# Formula Notation
This document provides a brief guide to writing Formulas. Formulas are provided via the [Formulaic Python Package](https://matthewwardrop.github.io/formulaic/latest/).

For the curious, the notation used in formulas is based on Wilkinson notation and was developed by Wilkinson and Rogers in their paper [Symbolic Description of Factorial Models for Analysis of Variance](https://www.jstor.org/stable/2346786).

## Basic Notation
Formulas are of the general form `formula = 'y ~ x + a + b'` where y is referred to as the response variable or depedent variable and x, a and b are referred to as the regressors or independent variables.

Notice that a tilde `~` is used instead of an equal sign `=`. Regressors are seperated by a plus sign ` + `.

## Transformations
Formulas can also be used to transform data. 

To take the log of a variable, write `log(x)` as in `formula = 'y ~ log(x) + a + b'`.

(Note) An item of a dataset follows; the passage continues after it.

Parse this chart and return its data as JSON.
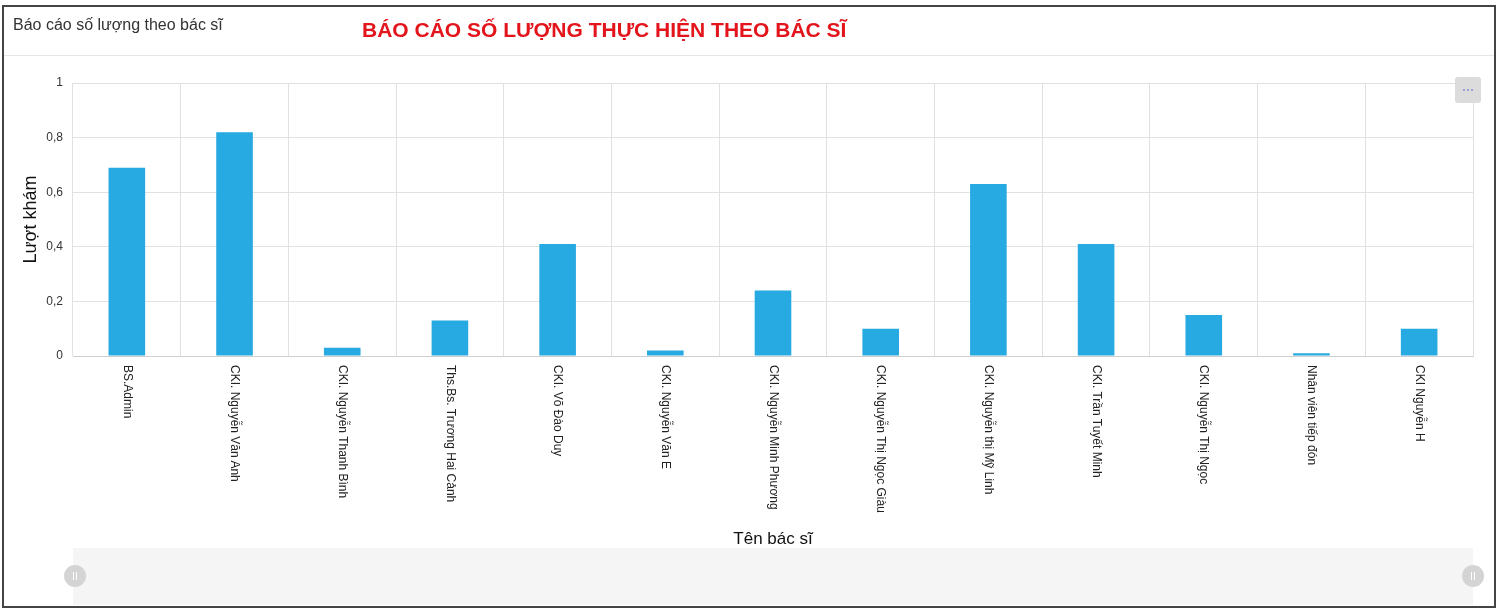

The following functions are available to use inside of formula:
- log
- exp
- floor
- ceil
- trunc
- absolute

## Indicator Variables for Categorical Variables
To use categorical variables in a regression, the variables must be recoded into seperate indicator variables for each category. Formulas make recoding categorical variables easy.

To use a categorical variable in a regression, write `C(X)` as in `formula = 'y ~ C(X) + a + b'`. This will automatically create indicator variables for each category in X.  

To specify the reference category, write `C(X, contr.treatment("x"))` where x is the name of the desired reference category in X.

 For more details on Categorical Encoding, see the Formulaic documentation on [Categorical Encoding](https://matthewwardrop.github.io/formulaic/latest/guides/contrasts/).